Cerca de 70 iniciativas desarrolladas en la Región de Magallanes y de la Antártica Chilena han recibido financiamiento de la Agencia Nacional de Investigación y Desarrollo (ANID) durante la actual administración, a través de distintos instrumentos impulsados por el Ministerio de Ciencia, Tecnología, Conocimiento e Innovación.
Los recursos, que superan los $13 mil millones, han sido destinados a fortalecer la investigación, el desarrollo tecnológico y la innovación de base científico-tecnológica en la región.
Así lo informó la seremi de Ciencia, Verónica Vallejos, quien explicó que los fondos han permitido apoyar proyectos orientados a la atracción de capital humano avanzado, la articulación entre la investigación y los sectores públicos y productivos, además de la adquisición de infraestructura científica y tecnológica.
Más de $1.000 millones han sido destinados a iniciativas enfocadas en potenciar el capital humano avanzado, área que financia becas de postgrado tanto en Chile como en el extranjero para profesionales con excelencia académica.
Entre los instrumentos destacados se encuentra la Subvención a la Instalación en la Academia, que ha financiado cinco proyectos destinados a fortalecer las capacidades institucionales de investigación, desarrollo e innovación en universidades chilenas mediante la incorporación de investigadores con grado de doctor.
En la región, siete profesionales han sido beneficiados con financiamiento para desarrollar actividades de investigación en la Universidad de Magallanes y en la empresa Whalesound Ltda., contribuyendo al fortalecimiento de la investigación regional.
En el ámbito de los proyectos de investigación, la inversión supera los $3.600 millones a través del Fondo Nacional de Desarrollo Científico y Tecnológico (Fondecyt).
Este programa ha permitido financiar 12 proyectos regulares, orientados a la generación de conocimiento científico; cuatro iniciativas de posdoctorado, destinadas a investigadores que inician su carrera científica; y siete proyectos de iniciación, que buscan fomentar el desarrollo de nuevas investigaciones científicas y tecnológicas.
Otra área relevante corresponde a la Investigación Aplicada, que ha recibido más de $2.000 millones en financiamiento regional. En esta línea se destacan instrumentos del Fondo de Fomento al Desarrollo Científico y Tecnológico (Fondef), como los programas Investigación y Desarrollo en Acción (IDeA) y Valorización de la Investigación en la Universidad (VIU).
Estos proyectos apuntan a validar aplicaciones tecnológicas, desarrollar prototipos y generar soluciones que puedan impactar en sectores productivos. Entre las iniciativas financiadas en la región se encuentran investigaciones orientadas a mejorar la productividad de praderas y cultivos, optimizar la gestión pesquera y desarrollar herramientas para el diagnóstico de enfermedades.
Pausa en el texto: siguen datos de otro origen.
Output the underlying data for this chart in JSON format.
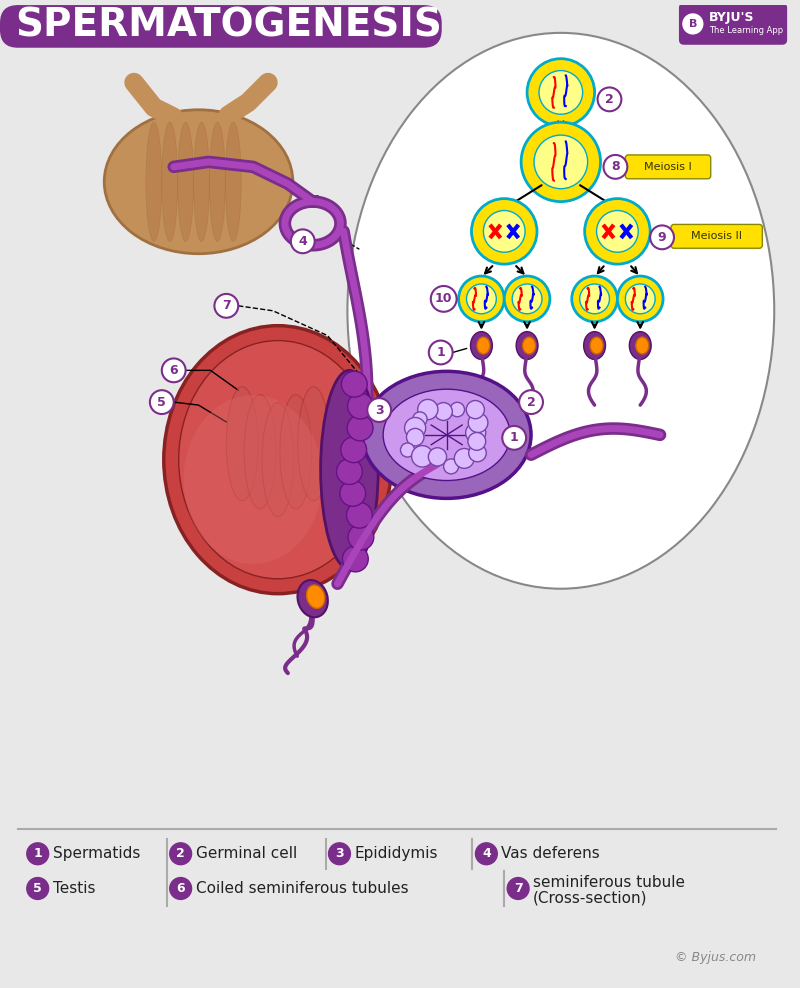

El área de Redes, Estrategia y Conocimiento ha concentrado una de las mayores inversiones, con $4.500 millones destinados a proyectos que promueven la colaboración entre la academia, el sector público y el mundo productivo.
Dentro de estas iniciativas destaca el programa Fomento a la Vinculación Internacional para Instituciones de Investigación (FOVI), que financia redes de investigación entre instituciones nacionales e internacionales. En Magallanes, estas redes impulsan estudios en áreas como investigación antártica y subantártica, paleontología y fenómenos marinos como la marea roja.
Finalmente, el área de Centros e Investigación Asociativa ha permitido adjudicar cuatro proyectos regionales en concursos de equipamiento científico y tecnológico, con una inversión cercana a $2.200 millones, destinados a fortalecer la infraestructura de investigación.
La seremi Verónica Vallejos destacó que estos resultados reflejan el trabajo colaborativo entre investigadores e instituciones regionales.
“En estos cuatro años se han adjudicado cerca de 70 proyectos, lo que demuestra la relevancia del trabajo científico que se realiza en Magallanes y su aporte al desarrollo del territorio”, concluyó.
El financiamiento busca consolidar el crecimiento de la investigación en la región, fortalecer los programas de postgrado y atraer capital humano altamente calificado, impulsando así el desarrollo científico y tecnológico en la zona austral del país.